Mr Tsang says that the tendering process for the West Kowloon "cultural" project
is being watched over by the Independent Commission Against Corruption.
Then how come it failed to raise objections to the woolly parameters
in the bid invitations, let alone to the single-winner concept?
Worst of all, how come the ICAC failed to blow the whistle on Mr Tsang
for allowing three bids to proceed when they all proposed plot ratios
grossly in excess of the guidelines?

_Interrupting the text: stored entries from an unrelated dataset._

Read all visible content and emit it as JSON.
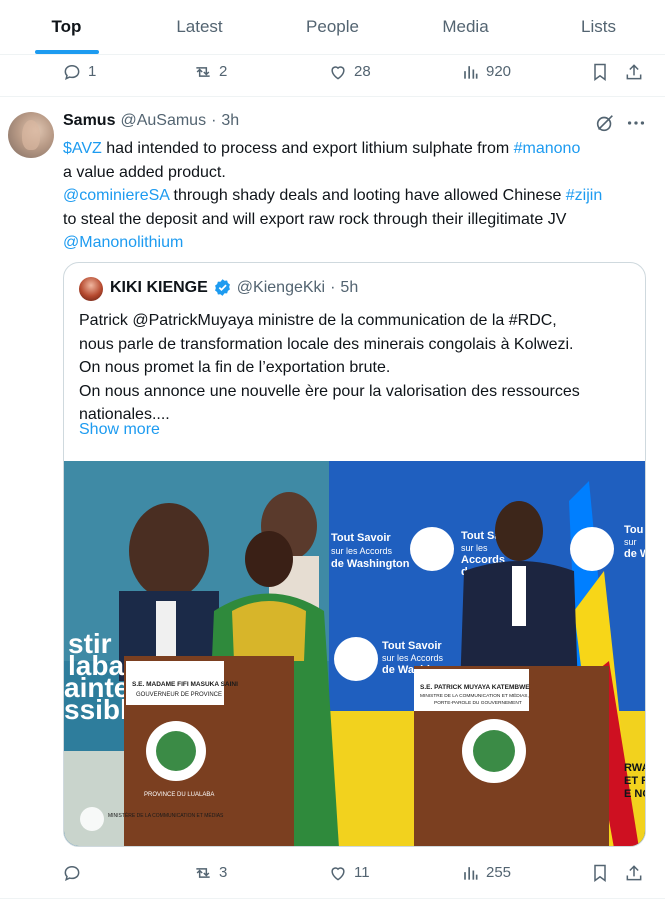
{
  "tabs": [
    {
      "label": "Top",
      "active": true
    },
    {
      "label": "Latest",
      "active": false
    },
    {
      "label": "People",
      "active": false
    },
    {
      "label": "Media",
      "active": false
    },
    {
      "label": "Lists",
      "active": false
    }
  ],
  "prev_tweet": {
    "replies": "1",
    "reposts": "2",
    "likes": "28",
    "views": "920"
  },
  "tweet": {
    "name": "Samus",
    "handle": "@AuSamus",
    "sep": "·",
    "time": "3h",
    "text": {
      "l1_cashtag": "$AVZ",
      "l1_text": " had intended to process and export lithium sulphate from ",
      "l1_hashtag": "#manono",
      "l2_text": "a value added product.",
      "l3_mention": "@cominiereSA",
      "l3_text": " through shady deals and looting have allowed Chinese ",
      "l3_hashtag": "#zijin",
      "l4_text": "to steal the deposit and will export raw rock through their illegitimate JV",
      "l5_mention": "@Manonolithium"
    },
    "quote": {
      "name": "KIKI KIENGE",
      "handle": "@KiengeKki",
      "sep": "·",
      "time": "5h",
      "lines": [
        "Patrick @PatrickMuyaya ministre de la communication de la #RDC,",
        "nous parle de transformation locale des minerais congolais à Kolwezi.",
        "On nous promet la fin de l’exportation brute.",
        "On nous annonce une nouvelle ère pour la valorisation des ressources",
        "nationales...."
      ],
      "show_more": "Show more",
      "photo": {
        "banner_left": [
          "stir",
          "laba",
          "ainte",
          "ssible"
        ],
        "banner_text_1": [
          "Tout Savoir",
          "sur les Accords",
          "de Washington"
        ],
        "banner_text_2": [
          "Tout Savoir",
          "sur les",
          "Accords",
          "de Washin"
        ],
        "banner_text_3": [
          "Tout Savoir",
          "sur les Accords",
          "de Washin"
        ],
        "banner_text_4": [
          "Tou",
          "sur",
          "de W"
        ],
        "podium_left": [
          "S.E. MADAME FIFI MASUKA SAINI",
          "GOUVERNEUR DE PROVINCE"
        ],
        "podium_right": [
          "S.E. PATRICK MUYAYA KATEMBWE",
          "MINISTRE DE LA COMMUNICATION ET MÉDIAS,",
          "PORTE-PAROLE DU GOUVERNEMENT"
        ],
        "seal_text": "PROVINCE DU LUALABA",
        "ministry_logo": "MINISTÈRE DE LA COMMUNICATION ET MÉDIAS",
        "right_edge": [
          "RWA",
          "ET RÉ",
          "E NOU"
        ]
      }
    },
    "stats": {
      "replies": "",
      "reposts": "3",
      "likes": "11",
      "views": "255"
    }
  },
  "colors": {
    "accent": "#1d9bf0",
    "text": "#0f1419",
    "muted": "#536471",
    "border": "#cfd9de"
  }
}
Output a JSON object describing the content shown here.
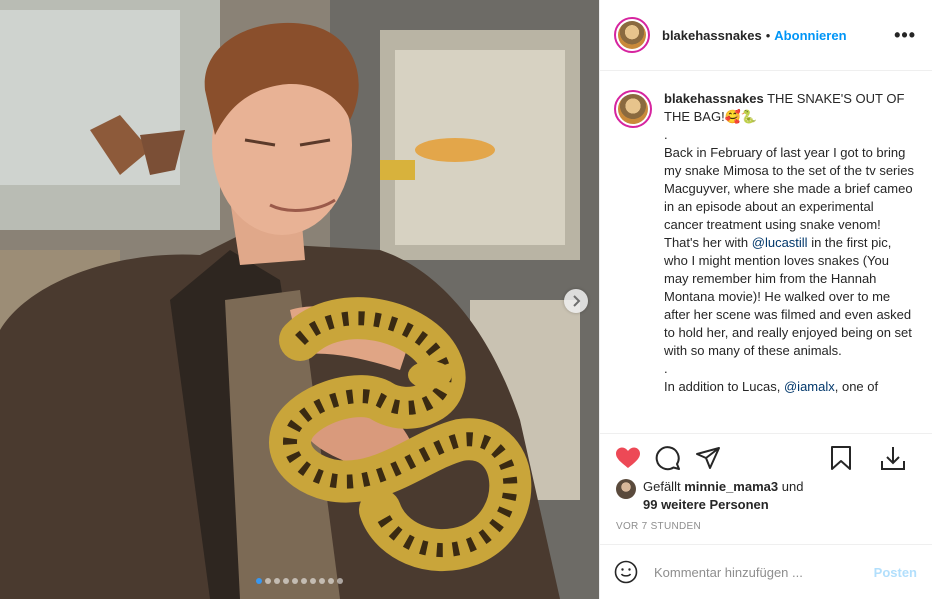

If guidelines are to be so imprecise,
the scope for arbitrary decision-making and, hence, corruption is massive.
Add in the secrecy surrounding the commercial aspects of the bids,
and you have a system closely resembling mainland "privatisation" processes,
with easy opportunities to create instant wealth for well-placed officials.
But do not expect too much from an ICAC run by Raymond Wong Hong-chiu,
a lifetime bureaucrat still far from the end of his career, who may
be understandably reluctant to become too unpopular with his civil
service peers, or with the ministerial system which put him there.
The position of ICAC commissioner has been gradually diminished since
its first incumbent and a take-no-prisoners operations director were
tough enough to confront the whole police force.
The government's determination to bypass the Legislative Council by
giving away land rather than going through the correct budgetary process
only adds to the problem by attempting to remove billion-dollar decisions
from debate and scrutiny. Legco may at times be obstructive, but it
provides some barrier not only against arbitrary government but also
the corruption that unbridled bureaucratic power brings with it.
That is all the more the case given the ease with which senior bureaucrats,
already furnished with hefty pensions, are allowed to take jobs with
large enterprises. If these are rewards for services rendered in the
past, the ICAC should be on the case. If the ex-bureaucrats are there
to lobby their former colleagues on behalf of their new employer, their
activities should be subject to intense scrutiny. Best of all, they
should be prevented from taking jobs other than in educational or charitable
organisations for at least five years after leaving government.
Then there is the failure of the ICAC to successfully prosecute cases
involving land and development rights. Mysterious "oversights" such
as the construction of Parkview in a country park, the loss of $100-million-plus
on the land premium for what is now Fairmont House, or the height of
Coda Plaza are, however, nothing new.
Only now have we learned that for years, in the 1980s, the government
failed to require payment of land premiums for the Discovery Bay development
- and for some reason or other the government still does nothing to
demand back payment or investigate those responsible.
Of course, colonial rule was even more arbitrary than today's system,
and the Legislative Council an appointed, rubber-stamp body. But at
least the colonial bureaucrats left the territory or lived quietly,
rather than joining the likes of Jardines or Swire. Hong Kong, meanwhile,
has grown up and expects a more accountable administration. The ICAC
has a key role to play now, as when it took on syndicated corruption
in the police in 1974. Get on with it.